Recensione: Gravity

Sesto album per gli heavy rocker Leverage, questo Gravity esce a tre anni dalla morte del cantante Kimmo Blom, che aveva fornito eccellenti prove sugli ottimi DeterminUs (2018) e Above the beyond (2021).
La band ha reagito al lutto reclutando l’italiano Paolo Ribaldini, che riesce a non far rimpiangere il suo dotato predecessore. Allo stesso modo, il songwriting dei finlandesi, guidati dal valido chitarrista Tuomas Heikkinen, non pare aver subìto il trauma che la dipartita di Blom deve aver provocato. Anzi, il risultato è l’ennesimo gran bel disco dei Leverage, che continuano a proporre un incontro piacevolissimo tra melodic rock, heavy classico, hard rock e un pizzico di epicità. Se dovessi proprio trovare un modello di riferimento, direi i Rainbow degli anni Ottanta: tanto per stare bassi.
Davvero pezzi come Shooting star o Tales of the night sembrano uscite dalla penna di un ispirato Blackmore del periodo di Bent out of shape. E se Hellbound train non lascia tanto di sé, ecco che Moon of madness torna ad alzare l’asticella, grazie a una linea melodica impeccabile, coinvolgente e, soprattutto, incredibilmente personale.
Eliza trasuda Rainbow nella strofa e pomposità nel ritornello: e Paolo Ribaldini regala una prestazione davvero sopra le righe.
All seeing eye è un mid-tempo epicheggiante che Ronnie James Dio avrebbe apprezzato: è un complimentone.
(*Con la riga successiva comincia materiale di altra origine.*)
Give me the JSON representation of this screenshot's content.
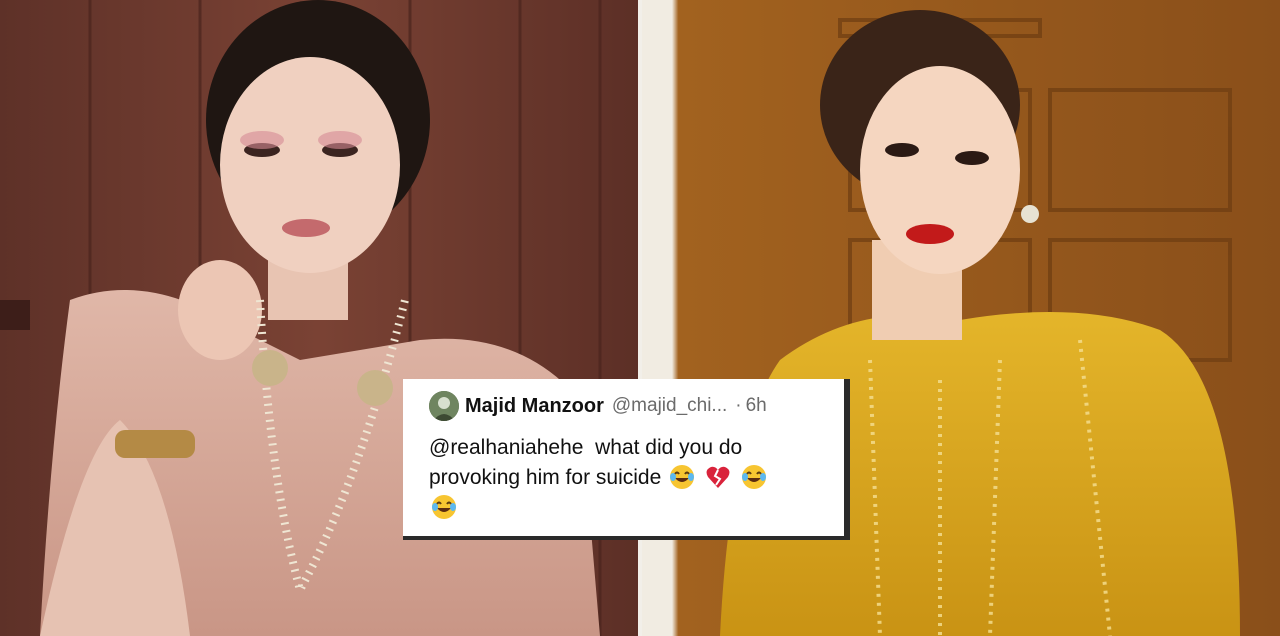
{
  "photos": {
    "left": {
      "icon": "portrait-photo-pink-saree"
    },
    "right": {
      "icon": "portrait-photo-mustard-outfit"
    }
  },
  "comment": {
    "author": "Majid Manzoor",
    "handle": "@majid_chi...",
    "separator": "·",
    "time": "6h",
    "mention": "@realhaniahehe",
    "text": "what did you do provoking him for suicide",
    "emojis": [
      "tears-of-joy-emoji",
      "broken-heart-emoji",
      "tears-of-joy-emoji",
      "tears-of-joy-emoji"
    ]
  },
  "colors": {
    "left_bg": "#6e3b30",
    "right_bg": "#9a5a1c",
    "outfit_left": "#d6a99a",
    "outfit_right": "#d9a91e",
    "card_bg": "#ffffff"
  }
}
King Ghidorah, invece, schiaccia sull’acceleratore e, con suoni un po’ più power, farebbe bella mostra su un disco degli Hammerfall.
Infine, la title-track Gravity è un pezzone progressivo di quasi dieci minuti che fluttua sulle ali di un’epicità cadenzata, mantenendosi magistralmente a cavallo tra heavy e rock: non è facile.
Superata da poco la metà dell’anno, mi sento piuttosto sicuro nello scrivere che Gravity rienterà nella mia top-10 del 2025. Se il disco è, infatti, cangiante, ricco di pathos, suonato e arrangiato benissimo, a colpire più di ogni altra cosa è la personalità distintiva dei Leverage, capaci di risultare riconoscibili pur rifacendosi esplicitamente a un modello definitissimo, come è l’heavy-rock degli immortali Rainbow. Eppure, c’è qualcosa nei Leverage che li rende i Leverage e non un altro degli ennesimi, pur bravi, cloni di un gran nome che fu: ecco, mi auguro che questo tratto vi faccia innamorare dei finlandesi (ma dalla voce italiana) almeno quanto è capitato a me. Trascurare Gravity nel diluvio delle uscite attuali sarebbe un vero peccato.